Vical’s anthrax candidate, which is receiving NIAID support for preclinical studies, contains two gene sequences, one for PA and another for a second component, lethal factor (LF), of the three-component anthrax toxin. The PA–LF combination, Samant says, “has been shown in extensive experiments with rabbits to provide the broadest cross-protection.”

But Samant is still hesitant about moving forward with the project, because of the holdup in the BioShield legislation. “We haven’t gotten it into humans, because we are trying to figure out where the money is going to come from.”

BioShield II?

Companies like VaxGen feel confident that the Homeland Security vaccine procurement money will come through soon, but, Gordon says, “We will all benefit from the passage of Project BioShield legislation. It will lend further clarity on how much money will be spent, in what period of time, and on what products.”

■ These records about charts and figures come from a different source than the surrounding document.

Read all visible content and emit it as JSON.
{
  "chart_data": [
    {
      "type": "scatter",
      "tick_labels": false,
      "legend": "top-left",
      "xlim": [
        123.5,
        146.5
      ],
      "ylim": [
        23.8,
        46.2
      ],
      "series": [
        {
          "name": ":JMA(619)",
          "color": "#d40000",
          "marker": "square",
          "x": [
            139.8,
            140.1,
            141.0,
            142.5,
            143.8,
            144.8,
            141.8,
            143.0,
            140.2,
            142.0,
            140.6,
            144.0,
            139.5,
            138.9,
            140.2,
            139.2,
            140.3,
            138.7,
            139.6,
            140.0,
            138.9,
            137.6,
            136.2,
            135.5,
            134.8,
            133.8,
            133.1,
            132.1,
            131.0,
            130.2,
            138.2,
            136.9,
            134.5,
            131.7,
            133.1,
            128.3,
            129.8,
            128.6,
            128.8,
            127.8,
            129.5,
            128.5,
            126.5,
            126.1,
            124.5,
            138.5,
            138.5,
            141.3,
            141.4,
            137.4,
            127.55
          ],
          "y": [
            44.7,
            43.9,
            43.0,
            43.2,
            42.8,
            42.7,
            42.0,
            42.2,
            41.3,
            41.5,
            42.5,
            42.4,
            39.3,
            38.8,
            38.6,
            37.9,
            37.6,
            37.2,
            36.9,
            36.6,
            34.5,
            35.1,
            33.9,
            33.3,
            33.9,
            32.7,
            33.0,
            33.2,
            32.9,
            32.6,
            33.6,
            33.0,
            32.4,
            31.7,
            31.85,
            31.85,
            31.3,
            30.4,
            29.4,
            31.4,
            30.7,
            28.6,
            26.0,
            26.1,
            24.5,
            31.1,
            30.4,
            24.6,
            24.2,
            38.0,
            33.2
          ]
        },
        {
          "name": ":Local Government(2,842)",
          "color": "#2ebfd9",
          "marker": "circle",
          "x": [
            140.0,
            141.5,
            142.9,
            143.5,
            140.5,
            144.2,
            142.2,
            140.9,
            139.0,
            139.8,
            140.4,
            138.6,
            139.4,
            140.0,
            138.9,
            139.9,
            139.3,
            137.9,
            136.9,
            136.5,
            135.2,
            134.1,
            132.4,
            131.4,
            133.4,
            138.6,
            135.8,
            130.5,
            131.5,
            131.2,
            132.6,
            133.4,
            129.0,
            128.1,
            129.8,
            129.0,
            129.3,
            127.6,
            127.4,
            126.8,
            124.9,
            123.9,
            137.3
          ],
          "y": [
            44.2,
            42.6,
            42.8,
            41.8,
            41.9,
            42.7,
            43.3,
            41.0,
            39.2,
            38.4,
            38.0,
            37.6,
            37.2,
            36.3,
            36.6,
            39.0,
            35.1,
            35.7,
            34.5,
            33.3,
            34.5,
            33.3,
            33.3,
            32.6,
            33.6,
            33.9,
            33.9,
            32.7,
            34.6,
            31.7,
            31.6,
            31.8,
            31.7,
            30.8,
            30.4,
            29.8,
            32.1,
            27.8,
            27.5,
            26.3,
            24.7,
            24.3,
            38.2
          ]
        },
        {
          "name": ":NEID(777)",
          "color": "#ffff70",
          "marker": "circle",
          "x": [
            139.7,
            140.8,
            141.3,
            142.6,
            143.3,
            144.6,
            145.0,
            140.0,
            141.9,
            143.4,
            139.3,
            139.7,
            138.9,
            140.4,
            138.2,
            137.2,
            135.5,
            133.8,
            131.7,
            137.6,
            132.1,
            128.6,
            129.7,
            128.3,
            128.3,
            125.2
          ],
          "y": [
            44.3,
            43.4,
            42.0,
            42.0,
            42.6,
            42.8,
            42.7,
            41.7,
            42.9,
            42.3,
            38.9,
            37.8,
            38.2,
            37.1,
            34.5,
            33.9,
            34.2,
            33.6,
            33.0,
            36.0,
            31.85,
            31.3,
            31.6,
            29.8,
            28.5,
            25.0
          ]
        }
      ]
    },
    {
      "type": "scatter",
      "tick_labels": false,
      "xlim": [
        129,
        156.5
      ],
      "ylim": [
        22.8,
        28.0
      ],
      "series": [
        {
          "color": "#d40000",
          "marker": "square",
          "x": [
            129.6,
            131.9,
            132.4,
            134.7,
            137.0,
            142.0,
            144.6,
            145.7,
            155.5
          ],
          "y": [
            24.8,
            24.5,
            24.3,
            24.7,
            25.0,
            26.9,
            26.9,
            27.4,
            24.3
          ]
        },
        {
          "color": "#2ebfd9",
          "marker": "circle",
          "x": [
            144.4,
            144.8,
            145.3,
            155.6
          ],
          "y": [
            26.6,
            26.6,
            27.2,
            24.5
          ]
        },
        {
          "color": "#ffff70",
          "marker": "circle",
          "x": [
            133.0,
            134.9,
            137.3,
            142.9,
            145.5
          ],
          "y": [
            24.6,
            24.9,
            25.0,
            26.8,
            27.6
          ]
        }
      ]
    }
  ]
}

Some, however, wonder if BioShield will be enough. “There are 52 biological agents we can get hit with,” Rapoport says. Most of these agents, including the ricin toxin found in Senate Majority Leader Bill Frist’s (R-TN) office in January, a number of water safety threats, and viral encephalitis agents, are on the CDC’s Category B list. And others are emerging threats not previously associated with bioterrorism, such as multidrug-resistant tuberculosis and influenza.

NIAID, as part of its biodefense initiative (, is performing and encouraging R&D in these areas, but there isn’t much industry involvement at this point.

According to Rapoport, he, along with partners in industry, are lobbying Congress on what he calls “BioShield II” to broaden the goals and start attracting Big Pharma to the endeavor. Such a bill, Rapoport says, would contain “huge money” and other incentives, like offering to extend a company’s patent if it diverts significant resources to a biodefense project.

“The biodefense initiative is going to fuel a new industry in America, and that isn’t just for biodefense, it is for infectious diseases [in general], like SARS and monkey pox,” Rapoport believes.

Companies like Avant are already aware of this. “There is a huge collateral benefit,” Ryan says. “Whatever comes down the pike, we will have the base technology.”